Publié le par Brouillard

La balade de l'escargot est le troisième roman policier de Michel Baglin.

la_balade_de_l_escargot






Architecte rangé, Clément en vient lui aussi à se « déconnecter » et à se marginaliser à la suite de déboires conjugaux et surtout du viol de sa fille, recluse depuis dans son mutisme. Sans compter qu'une vieille affaire de corruption passive le poursuit sans qu'il en ait vraiment conscience. Livré à une sorte d'errance au volant de son camping-car qui lui sert de coquille d' « escargot », il s'enfonce de déambulations mélancoliques en balades punitives dans les quartiers interlopes de la ville. A la rencontre de la violence, mais aussi de personnages comme Floréal, Mamadou, Rachid, Sandrine, qui lui révèlent le peu de sens de sa propre histoire et la fragilité de ses défenses...

Remonte alors à la surface le scandale étouffé dans lequel sont impliqués des notables véreux, bien moins fréquentables que la pègre des quartiers. Renouant un à un les fils de l'écheveau, l'Escargot devra aussi descendre dans cet égout pour connaître la vérité, dans ces zones d'ombre où se cache la sourde misère du désespoir, mais aussi la tendresse et l'amour de ceux qui ont un jour perdu leur carapace et s’en bricolent comme ils peuvent de très précaires...

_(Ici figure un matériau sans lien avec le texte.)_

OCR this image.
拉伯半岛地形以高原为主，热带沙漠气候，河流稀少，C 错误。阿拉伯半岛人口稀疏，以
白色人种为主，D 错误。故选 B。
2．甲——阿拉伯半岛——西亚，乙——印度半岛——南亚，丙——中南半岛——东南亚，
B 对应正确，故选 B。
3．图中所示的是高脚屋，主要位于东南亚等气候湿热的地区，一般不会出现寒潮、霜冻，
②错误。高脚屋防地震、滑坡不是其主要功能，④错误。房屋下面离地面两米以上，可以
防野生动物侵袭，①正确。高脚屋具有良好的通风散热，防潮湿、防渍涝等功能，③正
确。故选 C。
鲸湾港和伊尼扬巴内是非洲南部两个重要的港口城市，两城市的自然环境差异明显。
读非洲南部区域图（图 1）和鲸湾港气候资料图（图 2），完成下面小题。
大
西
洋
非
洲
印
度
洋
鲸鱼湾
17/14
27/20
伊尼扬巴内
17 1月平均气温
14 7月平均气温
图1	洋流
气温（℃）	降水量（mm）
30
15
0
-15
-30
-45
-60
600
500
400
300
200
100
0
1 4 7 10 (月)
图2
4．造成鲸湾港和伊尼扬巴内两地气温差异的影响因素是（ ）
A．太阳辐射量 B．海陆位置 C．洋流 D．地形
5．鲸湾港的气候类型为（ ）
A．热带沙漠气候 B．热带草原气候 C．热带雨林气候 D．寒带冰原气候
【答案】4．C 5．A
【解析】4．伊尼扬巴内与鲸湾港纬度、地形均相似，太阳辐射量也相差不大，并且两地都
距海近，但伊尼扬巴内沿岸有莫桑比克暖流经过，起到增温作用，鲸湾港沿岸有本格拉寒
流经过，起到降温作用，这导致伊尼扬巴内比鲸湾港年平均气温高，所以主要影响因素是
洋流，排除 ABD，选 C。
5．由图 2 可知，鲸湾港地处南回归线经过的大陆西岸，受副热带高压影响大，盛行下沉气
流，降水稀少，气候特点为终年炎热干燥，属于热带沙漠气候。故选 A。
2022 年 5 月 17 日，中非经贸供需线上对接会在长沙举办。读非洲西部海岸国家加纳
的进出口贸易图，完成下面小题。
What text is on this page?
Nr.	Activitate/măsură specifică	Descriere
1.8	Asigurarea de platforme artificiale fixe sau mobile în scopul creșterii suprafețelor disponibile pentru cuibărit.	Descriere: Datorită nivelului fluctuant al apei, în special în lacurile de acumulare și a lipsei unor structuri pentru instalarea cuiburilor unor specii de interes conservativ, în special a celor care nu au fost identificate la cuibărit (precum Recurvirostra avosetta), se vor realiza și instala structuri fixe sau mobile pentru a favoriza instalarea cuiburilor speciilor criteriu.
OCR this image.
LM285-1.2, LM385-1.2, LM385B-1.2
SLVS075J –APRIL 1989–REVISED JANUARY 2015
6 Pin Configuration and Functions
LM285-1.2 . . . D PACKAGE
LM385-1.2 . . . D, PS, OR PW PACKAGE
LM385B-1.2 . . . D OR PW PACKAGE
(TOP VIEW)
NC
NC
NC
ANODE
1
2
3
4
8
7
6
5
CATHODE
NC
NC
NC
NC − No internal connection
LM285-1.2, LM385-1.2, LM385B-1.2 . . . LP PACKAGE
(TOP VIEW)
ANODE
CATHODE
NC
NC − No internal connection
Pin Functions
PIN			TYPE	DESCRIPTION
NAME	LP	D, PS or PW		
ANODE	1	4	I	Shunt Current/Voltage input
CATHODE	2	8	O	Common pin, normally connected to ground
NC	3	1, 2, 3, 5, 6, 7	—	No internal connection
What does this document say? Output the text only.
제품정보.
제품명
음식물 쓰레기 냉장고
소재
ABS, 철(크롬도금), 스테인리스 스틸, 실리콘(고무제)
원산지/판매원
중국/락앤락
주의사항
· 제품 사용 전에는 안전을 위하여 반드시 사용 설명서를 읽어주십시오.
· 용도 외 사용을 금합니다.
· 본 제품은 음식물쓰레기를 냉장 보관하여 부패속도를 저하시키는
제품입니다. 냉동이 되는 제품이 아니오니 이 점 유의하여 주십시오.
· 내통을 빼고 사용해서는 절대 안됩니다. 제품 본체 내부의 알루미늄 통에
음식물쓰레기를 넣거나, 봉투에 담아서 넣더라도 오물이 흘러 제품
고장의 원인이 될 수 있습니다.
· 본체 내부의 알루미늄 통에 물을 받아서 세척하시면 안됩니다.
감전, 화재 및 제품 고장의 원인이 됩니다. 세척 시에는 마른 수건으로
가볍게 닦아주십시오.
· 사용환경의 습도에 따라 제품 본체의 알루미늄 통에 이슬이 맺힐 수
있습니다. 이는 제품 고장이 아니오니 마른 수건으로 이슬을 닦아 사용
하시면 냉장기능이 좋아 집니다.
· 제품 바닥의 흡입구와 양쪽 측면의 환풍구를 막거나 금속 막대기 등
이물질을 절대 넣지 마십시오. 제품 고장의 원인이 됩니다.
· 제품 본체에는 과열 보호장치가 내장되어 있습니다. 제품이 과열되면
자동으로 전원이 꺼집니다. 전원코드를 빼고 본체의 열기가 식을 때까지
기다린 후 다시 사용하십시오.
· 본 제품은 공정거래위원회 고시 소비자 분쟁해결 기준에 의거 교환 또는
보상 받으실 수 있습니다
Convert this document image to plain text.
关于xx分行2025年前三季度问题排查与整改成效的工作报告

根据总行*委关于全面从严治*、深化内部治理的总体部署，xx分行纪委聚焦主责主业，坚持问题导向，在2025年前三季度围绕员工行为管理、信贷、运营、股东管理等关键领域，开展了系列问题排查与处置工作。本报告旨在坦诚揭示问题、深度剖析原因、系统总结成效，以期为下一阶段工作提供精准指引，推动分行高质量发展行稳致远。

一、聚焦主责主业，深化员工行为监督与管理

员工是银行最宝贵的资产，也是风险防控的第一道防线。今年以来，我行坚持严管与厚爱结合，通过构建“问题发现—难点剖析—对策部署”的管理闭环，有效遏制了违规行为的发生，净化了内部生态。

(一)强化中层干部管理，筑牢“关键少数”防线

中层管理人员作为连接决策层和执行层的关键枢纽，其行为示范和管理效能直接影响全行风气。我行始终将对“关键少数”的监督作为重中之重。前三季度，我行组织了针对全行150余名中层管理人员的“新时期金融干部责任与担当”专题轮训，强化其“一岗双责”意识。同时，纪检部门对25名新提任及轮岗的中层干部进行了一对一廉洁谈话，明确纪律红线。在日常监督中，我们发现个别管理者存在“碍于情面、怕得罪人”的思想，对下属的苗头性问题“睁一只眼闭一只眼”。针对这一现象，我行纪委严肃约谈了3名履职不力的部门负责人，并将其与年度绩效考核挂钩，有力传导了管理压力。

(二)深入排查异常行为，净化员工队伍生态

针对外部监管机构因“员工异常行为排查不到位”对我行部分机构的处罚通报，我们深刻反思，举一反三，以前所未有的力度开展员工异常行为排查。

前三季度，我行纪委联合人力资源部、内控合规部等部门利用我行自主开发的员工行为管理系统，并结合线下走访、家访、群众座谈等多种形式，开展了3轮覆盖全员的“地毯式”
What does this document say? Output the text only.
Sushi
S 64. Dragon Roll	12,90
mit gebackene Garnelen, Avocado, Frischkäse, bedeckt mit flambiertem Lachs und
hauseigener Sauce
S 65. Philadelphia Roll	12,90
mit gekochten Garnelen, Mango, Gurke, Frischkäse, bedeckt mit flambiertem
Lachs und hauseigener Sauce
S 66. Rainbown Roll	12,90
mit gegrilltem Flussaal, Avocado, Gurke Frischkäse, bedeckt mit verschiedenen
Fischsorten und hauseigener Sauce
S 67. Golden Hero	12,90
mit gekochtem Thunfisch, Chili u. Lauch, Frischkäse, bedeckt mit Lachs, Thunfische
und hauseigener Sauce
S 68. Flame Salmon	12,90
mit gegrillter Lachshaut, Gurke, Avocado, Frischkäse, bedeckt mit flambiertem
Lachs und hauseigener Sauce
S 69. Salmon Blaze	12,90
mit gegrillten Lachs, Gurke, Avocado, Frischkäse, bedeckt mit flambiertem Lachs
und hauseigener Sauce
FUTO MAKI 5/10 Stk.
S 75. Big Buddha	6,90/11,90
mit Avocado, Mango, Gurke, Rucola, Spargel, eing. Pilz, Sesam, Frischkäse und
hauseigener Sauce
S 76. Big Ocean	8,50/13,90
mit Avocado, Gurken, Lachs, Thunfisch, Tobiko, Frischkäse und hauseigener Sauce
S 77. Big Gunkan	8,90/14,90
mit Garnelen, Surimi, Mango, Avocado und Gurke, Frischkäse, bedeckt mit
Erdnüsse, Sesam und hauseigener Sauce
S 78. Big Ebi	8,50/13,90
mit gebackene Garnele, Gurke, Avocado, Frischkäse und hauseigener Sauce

L'histoire est prenante. L'auteur par une écriture qui va droit au but, sans chichi ni artifice nous montre des personnages qui ont souffert et qui souffrent encore. Cette société, qui est la nôtre, au XXème siècle est sans concession. D'ailleurs, l'auteur n'en fait pas non plus à ces personnages à vifs, qui se battent pour survivre ou élucider un mystère. Le personnage central, Clément veut savoir qui a violé sa fille et la clé de l'énigme, il la détient depuis toujours, mais il n'avait pas la force de l'affronter. Quand il apprend que sa femme le trompe avec son associé, il quitte le cabinet d'architecte et décide -enfin-  d'affronter ses démons et de ne retourner voir sa fille hospitalisée que quand il aura le courage de la regarder en face pour l'aider à sortir de son mutisme. Ce personnage nous touche par sa fragilité, nous remontons le courant des événements, les écheveaux avec lui. Le hasard, lui fait croiser d'autres exclus du système, d'autres misères. C'est de là pourtant que va renaître l'espoir, que la lumière va jaillir. La brutalité de la vie, des rencontres, des départs, des séparations sont présents dans ce roman au même titre que l'amitié et la solidarité des plus précaires. Toute cette atmosphère est rendue avec finesse par l'auteur. Aucun temps mort ni aucune longueur n'entrave la lecture de ce roman policier que je vous recommande.